Some children may be looking forward to a feathery surprise in their Easter baskets this year, but health officials say that could be a dangerous idea.
Right now, it's easy to find baby chickens and ducks chirping throughout stores across the state.
"It's just that time of year, we get them in every spring, it goes for about three weeks to five weeks," Tractor Supply Company manager Nate Luhn says.
Luhn says they're a popular item.
"People just like to buy them," he says.
But the little babies can carry a big risk.
"Chickens and ducks are just prone to salmonella," Luhn says.
It's an infection most often transmitted when people eat meat that hasn't been cooked properly. But Central District Health Department officials warn that touching chicks and ducks can also lead to an outbreak.
"It affects everybody differently, and if you have underlying health conditions, then it can make it worse," Registered Nurse Katie Wichman says.
A salmonella outbreak could have a much bigger impact on kids and the elderly.
Wichman says that's because the immune systems in those age groups aren't as strong, so for the young and old, symptoms could be much more severe.
Wichman says those symptoms include nausea, abdominal cramps and diarrhea.
Some cases can even lead to hospitalization. But, with the proper precautions, it is preventable.
Central District Health Department officials say the best way to avoid infection is by washing your hands immediately after touching a chick or duckling.
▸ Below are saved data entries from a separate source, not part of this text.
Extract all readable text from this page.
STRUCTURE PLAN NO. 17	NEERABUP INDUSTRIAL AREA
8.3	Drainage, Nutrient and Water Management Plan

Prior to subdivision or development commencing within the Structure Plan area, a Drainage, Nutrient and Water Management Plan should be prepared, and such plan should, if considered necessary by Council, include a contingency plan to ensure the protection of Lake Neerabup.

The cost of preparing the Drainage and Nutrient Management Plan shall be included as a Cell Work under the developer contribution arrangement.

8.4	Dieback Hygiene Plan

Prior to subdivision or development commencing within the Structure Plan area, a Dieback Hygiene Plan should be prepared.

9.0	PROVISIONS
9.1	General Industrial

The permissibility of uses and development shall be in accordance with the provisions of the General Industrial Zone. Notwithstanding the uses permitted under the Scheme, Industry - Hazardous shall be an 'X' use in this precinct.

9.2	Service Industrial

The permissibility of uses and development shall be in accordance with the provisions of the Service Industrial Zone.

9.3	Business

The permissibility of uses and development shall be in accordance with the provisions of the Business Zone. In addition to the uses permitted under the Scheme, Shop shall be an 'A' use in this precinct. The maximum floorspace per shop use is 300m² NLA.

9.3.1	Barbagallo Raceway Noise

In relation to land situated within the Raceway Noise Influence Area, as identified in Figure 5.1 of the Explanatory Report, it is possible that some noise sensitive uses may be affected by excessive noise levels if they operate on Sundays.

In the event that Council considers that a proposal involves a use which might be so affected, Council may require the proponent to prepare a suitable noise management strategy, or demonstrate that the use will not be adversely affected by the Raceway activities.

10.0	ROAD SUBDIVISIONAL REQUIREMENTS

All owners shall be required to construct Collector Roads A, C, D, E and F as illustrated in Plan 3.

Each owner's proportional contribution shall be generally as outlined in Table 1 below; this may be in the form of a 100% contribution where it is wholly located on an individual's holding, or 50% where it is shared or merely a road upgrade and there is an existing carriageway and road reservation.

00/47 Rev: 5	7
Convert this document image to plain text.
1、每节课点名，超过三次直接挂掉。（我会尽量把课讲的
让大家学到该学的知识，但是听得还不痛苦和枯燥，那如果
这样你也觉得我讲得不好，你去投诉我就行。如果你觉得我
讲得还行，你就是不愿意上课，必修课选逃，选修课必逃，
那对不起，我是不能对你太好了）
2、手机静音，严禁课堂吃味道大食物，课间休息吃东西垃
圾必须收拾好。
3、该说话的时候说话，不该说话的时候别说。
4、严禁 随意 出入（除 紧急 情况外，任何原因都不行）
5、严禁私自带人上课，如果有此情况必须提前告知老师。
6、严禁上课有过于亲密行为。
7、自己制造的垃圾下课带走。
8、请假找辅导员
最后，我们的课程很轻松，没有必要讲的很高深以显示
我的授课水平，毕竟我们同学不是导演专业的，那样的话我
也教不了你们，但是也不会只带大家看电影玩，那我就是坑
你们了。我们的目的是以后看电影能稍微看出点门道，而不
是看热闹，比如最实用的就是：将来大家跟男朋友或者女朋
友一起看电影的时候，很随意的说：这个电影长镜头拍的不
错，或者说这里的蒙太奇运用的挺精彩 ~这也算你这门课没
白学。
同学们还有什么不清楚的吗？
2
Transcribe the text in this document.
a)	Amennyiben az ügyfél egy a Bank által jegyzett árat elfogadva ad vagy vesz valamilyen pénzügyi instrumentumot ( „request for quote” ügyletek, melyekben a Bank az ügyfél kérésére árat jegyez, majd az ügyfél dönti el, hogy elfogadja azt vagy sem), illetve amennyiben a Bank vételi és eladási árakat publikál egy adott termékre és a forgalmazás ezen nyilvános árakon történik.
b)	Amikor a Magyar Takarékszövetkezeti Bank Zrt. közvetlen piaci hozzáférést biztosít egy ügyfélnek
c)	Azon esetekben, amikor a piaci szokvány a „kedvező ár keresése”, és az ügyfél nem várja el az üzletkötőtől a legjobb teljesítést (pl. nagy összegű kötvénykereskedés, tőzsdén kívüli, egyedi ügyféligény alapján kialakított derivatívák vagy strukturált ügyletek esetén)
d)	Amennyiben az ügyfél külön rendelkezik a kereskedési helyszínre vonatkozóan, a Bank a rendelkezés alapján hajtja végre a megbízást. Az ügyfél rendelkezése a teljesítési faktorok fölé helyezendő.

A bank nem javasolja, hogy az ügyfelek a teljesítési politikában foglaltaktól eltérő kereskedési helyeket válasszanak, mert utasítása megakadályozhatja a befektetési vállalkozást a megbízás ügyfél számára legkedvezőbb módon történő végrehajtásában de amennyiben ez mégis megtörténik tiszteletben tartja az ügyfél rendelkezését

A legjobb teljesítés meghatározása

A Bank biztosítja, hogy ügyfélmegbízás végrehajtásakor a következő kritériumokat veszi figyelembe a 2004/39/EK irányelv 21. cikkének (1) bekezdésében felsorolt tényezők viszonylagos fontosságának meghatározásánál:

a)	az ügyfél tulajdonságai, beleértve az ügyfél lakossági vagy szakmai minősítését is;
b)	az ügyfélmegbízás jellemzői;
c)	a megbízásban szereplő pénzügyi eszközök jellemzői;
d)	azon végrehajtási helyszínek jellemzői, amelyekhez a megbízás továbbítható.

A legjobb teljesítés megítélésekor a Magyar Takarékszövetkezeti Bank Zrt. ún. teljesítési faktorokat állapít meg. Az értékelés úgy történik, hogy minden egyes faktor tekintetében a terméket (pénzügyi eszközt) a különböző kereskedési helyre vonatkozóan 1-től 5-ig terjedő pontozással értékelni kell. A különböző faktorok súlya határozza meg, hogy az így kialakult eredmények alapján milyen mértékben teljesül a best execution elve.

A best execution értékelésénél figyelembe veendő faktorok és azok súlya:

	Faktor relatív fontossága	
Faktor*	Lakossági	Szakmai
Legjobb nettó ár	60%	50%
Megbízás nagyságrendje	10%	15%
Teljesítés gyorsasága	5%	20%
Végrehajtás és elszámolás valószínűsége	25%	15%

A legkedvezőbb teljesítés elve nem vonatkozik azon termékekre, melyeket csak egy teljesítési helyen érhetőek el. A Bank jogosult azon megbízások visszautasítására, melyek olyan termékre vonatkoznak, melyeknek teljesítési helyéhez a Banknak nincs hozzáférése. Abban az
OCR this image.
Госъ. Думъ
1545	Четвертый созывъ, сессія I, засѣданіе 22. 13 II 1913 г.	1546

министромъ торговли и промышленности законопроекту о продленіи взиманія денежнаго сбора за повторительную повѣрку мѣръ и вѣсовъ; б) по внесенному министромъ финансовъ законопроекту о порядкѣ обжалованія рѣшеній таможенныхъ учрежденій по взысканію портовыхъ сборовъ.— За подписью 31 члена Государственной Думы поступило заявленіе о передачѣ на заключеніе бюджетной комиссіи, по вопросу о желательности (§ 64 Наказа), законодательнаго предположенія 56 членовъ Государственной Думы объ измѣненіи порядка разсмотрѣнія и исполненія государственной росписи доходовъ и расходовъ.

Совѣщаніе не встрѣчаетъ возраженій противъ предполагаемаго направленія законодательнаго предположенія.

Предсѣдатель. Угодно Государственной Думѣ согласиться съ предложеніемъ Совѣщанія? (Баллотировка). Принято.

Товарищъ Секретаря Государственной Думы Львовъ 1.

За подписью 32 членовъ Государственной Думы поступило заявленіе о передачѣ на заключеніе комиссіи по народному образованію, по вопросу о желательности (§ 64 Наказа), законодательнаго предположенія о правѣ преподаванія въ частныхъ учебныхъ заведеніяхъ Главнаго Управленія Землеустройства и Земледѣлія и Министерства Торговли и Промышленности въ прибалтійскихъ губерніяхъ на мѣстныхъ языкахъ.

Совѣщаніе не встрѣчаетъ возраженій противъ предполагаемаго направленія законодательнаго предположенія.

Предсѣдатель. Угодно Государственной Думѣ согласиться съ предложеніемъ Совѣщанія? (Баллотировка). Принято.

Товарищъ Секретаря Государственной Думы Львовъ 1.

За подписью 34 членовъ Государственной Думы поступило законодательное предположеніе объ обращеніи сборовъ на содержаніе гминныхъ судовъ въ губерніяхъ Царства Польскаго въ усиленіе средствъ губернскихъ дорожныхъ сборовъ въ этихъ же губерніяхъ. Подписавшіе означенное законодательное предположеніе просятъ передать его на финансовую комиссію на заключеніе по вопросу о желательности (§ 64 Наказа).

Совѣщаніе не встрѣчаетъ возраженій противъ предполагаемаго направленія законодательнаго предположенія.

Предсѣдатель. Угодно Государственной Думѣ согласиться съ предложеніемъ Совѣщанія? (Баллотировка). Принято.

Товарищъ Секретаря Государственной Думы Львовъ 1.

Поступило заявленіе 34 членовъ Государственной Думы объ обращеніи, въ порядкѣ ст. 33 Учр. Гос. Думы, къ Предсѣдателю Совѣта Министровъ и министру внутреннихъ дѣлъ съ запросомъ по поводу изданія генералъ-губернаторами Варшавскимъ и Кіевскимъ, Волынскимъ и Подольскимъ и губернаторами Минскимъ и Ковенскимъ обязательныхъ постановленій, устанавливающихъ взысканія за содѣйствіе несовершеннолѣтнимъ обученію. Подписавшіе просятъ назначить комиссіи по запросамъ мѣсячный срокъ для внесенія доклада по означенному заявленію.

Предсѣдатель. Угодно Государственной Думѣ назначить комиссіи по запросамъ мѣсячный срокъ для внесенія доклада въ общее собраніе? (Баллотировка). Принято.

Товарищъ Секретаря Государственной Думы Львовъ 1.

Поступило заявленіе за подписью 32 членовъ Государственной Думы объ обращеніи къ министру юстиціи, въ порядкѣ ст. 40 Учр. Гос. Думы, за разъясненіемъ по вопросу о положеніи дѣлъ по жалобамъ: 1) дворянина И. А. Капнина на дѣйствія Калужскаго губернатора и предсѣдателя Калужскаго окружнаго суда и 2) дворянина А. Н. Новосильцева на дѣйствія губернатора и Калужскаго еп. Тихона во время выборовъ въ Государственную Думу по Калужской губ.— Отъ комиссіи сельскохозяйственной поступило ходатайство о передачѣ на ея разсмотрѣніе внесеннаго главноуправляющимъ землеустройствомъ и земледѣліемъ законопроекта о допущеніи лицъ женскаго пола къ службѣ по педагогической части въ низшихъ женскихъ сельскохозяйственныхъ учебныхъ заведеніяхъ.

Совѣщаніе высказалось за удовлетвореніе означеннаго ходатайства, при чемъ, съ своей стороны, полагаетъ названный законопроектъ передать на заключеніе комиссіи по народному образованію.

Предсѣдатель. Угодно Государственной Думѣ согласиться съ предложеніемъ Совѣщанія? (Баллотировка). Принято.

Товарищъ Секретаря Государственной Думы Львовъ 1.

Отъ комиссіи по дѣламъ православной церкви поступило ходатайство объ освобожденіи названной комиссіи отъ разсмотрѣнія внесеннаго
Most places chicks and ducks are sold offer hand sanitizer, but Wichman says that's not always the best option.
"It does kill the bacteria, but if you do have visible dirt or grime on your hands, it's not going to kill it 100 percent," Wichman says.
She suggests washing with warm water and soap for at least 20 seconds.
Central District Health Department officials say for most people infected with salmonella, symptoms should go away within a week without any treatment or antibiotics, as long as you're drinking plenty of water.